Court slaps sanctions on atty who sued gun maker
It's a 34 page scanned pdf, so it is both detailed and slow to download. Reading the earliest versions of what happened, or was alleged to have happened, I find them incomprehensible. Bullets coming out of the trigger guard or the side of the gun? Then he changes to an out-of-battery discharge, but even that doesn't hold up.
The judge doesn't fix a number, but orders the defense to file its documents on attorney fees (with a hint that they shouldn't be tempted to pad things out). I suspect this will be a VERY expensive mistake.
Its never said, but it sure looks like the judge is convinced that the plaintiff intentionally damages the gun post-accident.
Posted by: SPQR at November 26, 2012 07:12 PM
Reading through the whole case, I'm not a lawyer, but the judges repeatedly note that the lawyer being sanctioned not only failed to do due diligence about investigating whether a failure of the type he described was possible, but he continued to pursue that claim after it was fairly solidly refuted by the defendant's expert witnesses, and even undermined his own expert witnesses by failing to provide them with adequate explanations of what was claimed to have happened or of what the defendant's proposed might have happened (namely, that the physical damage to the pistol was consistent with the damage done by shooting a pistol with another gun, with the pictures submitted by the defendants matching the actual evidence gun so closely that the plaintiff's expert witness thought they were just pictures of it).
The medical evidence would also support this theory, since the wound was a through-and-through injury with no mention of stippling or fragments of bullet or case, as would normally be expected in an out-of-battery discharge or close range self-inflicted gunshot. That the plaintiff's lawyer didn't even refer to an expert witness on gunshot wounds to determine whether his client's story matched the evidence would just be further evidence that he failed to exercise due diligence under Rule 11 in his filings.

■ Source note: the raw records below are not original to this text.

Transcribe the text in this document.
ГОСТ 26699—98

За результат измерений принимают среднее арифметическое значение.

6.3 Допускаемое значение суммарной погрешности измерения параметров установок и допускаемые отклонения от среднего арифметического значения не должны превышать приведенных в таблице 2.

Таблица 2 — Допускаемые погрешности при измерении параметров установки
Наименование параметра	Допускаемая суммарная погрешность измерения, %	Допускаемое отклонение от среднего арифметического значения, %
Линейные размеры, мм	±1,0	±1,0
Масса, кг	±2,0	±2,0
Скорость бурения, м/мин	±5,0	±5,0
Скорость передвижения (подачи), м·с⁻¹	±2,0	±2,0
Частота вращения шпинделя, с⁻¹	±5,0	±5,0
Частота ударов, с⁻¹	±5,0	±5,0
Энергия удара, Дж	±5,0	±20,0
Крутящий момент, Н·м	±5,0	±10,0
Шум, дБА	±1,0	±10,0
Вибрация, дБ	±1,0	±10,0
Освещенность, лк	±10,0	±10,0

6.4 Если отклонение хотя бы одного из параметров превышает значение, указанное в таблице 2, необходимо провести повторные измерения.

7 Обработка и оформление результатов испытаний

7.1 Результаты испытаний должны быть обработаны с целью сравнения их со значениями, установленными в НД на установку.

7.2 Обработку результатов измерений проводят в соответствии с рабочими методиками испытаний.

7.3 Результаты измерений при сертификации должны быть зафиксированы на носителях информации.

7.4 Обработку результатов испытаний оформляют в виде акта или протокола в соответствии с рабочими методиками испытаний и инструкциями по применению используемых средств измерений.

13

Posted by: James at November 26, 2012 11:47 PM
If judges have to write so much to justify sanctions, it's no wonder that it happens so seldom!
Posted by: Jeff at November 27, 2012 07:50 AM
I'm particularly sensitive to failures to exercise due diligence right now, a major client is undergoing an IT audit right now after a change in management, and the auditing firm has been making claims that the client does not need to upgrade server capacity to support new requirements without ever actually reviewing the actual configuration or utilization of the existing servers. So for the past two weeks I've been having to deal with vendors and generating capacity reports to support the requested upgrades and demonstrate that our company is properly managing the client's resources, on top of my normal workload.